Ungläubig starrte Jacqueline auf die Stricke, die ihren Körper straff an den Stuhl fixierten, während sich die Gedanken und Fragen in ihrem Kopf jagten: Was war nur in Pierre gefahren? Wie sollte sie ihm verständlich machen, dass Oberst Müller auf ihrer Seite stand? Dass er genug hatte von Hitler und seinem Krieg. Dass er seit einigen Wochen versuchte, über sie mit der französischen Résistance Kontakt aufzunehmen. Ihre Beziehung war doch die perfekte Tarnung. Niemand käme auf die Idee, Jacqueline, die Witwe des angesehenen Barons, zu verdächtigen. Aber wie sollte sie das Pierre verständlich machen? Und wie sollte sie Oberst Müller warnen? Die einzige Hoffnung war ihre Haushälterin oder der Gärtner…

„Du brauchst dich nicht umsehen, liebe Jacqueline. Marie wird uns nicht stören, und auch um Clément habe ich mich gekümmert. Er liegt gefesselt und geknebelt im Geräteschuppen“. Wie betäubt vernahm sie Pierres Worte, der sich unterdessen hinter der Tür versteckt hatte. „Es ist alles bereit für ein kleines Tête-à-Tête mit unserem deutschen Freund.“

Das durfte doch einfach nicht wahr sein! Jacqueline fühlte sich wie in einem Alptraum.  Auf alle möglichen Situationen und Gefahren hatte sie sich in den letzten Wochen eingestellt. Wie oft hatte sie davon geträumt, dass die Gestapo plötzlich vor dem Haus steht? Aber Horst, Oberst Müller, hatte sie immer beruhigt. Seine kräftigen Arme gaben ihr die nötige Sicherheit und Geborgenheit, wenn sie nachts schweissgebadet aufwachte. Er war der erste Mann seit dem Tod ihres Gatten, der es geschafft hat, ihr Herz zu berühren. Er hat ihrem Leben wieder Sinn gegeben, in jeder Beziehung.
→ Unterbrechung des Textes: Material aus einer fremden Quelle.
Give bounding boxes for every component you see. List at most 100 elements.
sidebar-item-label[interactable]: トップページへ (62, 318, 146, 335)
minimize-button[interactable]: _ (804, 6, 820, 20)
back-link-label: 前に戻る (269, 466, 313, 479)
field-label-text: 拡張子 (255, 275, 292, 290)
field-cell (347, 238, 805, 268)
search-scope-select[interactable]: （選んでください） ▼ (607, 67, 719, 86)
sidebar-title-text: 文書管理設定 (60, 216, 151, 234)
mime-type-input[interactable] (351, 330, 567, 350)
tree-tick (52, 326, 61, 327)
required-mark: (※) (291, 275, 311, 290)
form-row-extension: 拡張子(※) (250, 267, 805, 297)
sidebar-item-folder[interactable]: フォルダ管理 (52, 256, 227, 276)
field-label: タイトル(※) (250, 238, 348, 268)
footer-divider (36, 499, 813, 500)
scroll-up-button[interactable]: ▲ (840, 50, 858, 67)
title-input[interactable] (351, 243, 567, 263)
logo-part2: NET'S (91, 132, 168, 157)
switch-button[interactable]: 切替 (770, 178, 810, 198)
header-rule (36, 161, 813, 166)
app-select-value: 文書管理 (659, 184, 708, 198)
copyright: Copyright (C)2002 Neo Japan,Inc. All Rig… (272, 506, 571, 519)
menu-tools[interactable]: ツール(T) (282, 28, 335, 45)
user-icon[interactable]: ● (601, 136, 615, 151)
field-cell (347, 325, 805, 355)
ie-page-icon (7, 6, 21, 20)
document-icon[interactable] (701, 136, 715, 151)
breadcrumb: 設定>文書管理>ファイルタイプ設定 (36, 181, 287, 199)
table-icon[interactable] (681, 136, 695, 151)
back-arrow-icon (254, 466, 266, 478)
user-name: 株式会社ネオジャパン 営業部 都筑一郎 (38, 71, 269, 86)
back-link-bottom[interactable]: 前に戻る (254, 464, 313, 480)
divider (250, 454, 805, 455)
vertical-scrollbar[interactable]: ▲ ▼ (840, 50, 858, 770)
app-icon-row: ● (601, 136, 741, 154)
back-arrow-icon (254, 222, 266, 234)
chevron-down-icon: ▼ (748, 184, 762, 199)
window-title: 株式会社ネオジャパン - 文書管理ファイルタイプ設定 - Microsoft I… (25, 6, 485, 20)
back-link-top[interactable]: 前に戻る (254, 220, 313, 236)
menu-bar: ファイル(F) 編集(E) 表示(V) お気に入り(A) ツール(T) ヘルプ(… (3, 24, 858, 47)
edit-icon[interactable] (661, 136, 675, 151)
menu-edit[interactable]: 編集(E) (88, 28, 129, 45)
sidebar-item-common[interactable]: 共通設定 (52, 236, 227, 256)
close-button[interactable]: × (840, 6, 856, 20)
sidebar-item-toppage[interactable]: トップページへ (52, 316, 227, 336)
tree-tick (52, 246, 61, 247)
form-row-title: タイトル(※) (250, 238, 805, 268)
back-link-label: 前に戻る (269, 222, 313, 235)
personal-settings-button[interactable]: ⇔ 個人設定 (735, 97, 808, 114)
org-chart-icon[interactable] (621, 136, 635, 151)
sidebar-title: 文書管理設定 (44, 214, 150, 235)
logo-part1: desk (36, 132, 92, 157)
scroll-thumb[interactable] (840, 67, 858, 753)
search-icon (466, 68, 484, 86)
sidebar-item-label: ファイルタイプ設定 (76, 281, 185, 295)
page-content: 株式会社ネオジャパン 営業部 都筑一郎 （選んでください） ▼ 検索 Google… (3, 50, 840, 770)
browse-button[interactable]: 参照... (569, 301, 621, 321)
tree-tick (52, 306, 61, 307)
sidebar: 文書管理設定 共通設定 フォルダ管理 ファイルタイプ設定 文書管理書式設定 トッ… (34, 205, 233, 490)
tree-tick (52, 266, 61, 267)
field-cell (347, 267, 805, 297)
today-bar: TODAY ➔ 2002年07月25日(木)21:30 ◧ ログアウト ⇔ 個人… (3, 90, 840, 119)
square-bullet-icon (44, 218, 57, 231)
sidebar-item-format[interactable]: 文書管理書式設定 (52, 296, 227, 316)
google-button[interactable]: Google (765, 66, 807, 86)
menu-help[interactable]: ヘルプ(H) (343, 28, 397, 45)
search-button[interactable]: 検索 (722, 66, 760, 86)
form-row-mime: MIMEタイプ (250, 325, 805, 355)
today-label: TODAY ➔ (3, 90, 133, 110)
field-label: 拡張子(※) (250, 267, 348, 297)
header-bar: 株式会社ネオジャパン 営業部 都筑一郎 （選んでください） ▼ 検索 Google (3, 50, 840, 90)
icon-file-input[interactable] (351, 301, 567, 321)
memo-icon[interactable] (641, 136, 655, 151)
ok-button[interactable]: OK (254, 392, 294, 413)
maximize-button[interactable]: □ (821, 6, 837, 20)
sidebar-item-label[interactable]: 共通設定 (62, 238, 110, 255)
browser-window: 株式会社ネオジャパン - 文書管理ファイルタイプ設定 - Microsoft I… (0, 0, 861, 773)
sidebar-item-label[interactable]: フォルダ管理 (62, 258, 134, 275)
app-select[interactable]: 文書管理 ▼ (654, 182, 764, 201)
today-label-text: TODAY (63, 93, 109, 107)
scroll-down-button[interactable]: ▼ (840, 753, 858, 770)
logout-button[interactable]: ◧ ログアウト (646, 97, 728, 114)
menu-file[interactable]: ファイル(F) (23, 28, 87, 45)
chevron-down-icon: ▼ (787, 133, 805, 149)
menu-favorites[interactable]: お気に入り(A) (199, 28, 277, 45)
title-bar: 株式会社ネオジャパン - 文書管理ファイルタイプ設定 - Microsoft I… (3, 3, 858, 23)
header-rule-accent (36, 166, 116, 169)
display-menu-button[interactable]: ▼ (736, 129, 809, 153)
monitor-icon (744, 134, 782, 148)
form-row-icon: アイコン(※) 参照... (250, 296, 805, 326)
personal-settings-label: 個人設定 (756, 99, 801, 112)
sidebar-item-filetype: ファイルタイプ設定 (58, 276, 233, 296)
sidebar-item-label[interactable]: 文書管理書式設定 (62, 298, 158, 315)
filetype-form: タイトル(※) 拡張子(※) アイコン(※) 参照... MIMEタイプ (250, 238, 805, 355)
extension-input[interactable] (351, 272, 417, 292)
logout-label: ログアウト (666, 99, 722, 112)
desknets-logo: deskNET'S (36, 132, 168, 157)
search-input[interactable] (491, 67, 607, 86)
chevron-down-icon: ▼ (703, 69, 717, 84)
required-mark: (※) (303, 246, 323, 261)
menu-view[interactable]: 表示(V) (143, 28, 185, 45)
Umso tiefer war das Gefühl der Ohnmacht, als Jacqueline nun hilflos zusehen musste, wie sich die Tür zum Salon öffnete und der deutsche Wehrmachtsoberst in die Falle ging. Verzweifelt schrie sie in ihren Knebel, als der Offizier mit dem um die Schultern gelegten Ledermantel den Salon betrat. Doch als der Mann vor ihr stand und sie das Gesicht sah, das ihr unter der Schirmmütze entgegenblickte, glaubte sie ihren Augen nicht zu trauen: Clément, der Gärtner. Fassungslos sah sie zu, wie in dessen Rücken Pierre mit der Pistole in der Hand hinter der Tür hervor trat. Doch gleichzeitig tauchte in der Tür hinter Pierre ein dunkler Schatten auf. Oberst Müller trug Cléments schwarzen Rollkragenpullover und mehr als ein gezielter Schlag gegen den Hals brauchte er nicht, um den völlig überrumpelten Pierre ausser Gefecht zu setzen.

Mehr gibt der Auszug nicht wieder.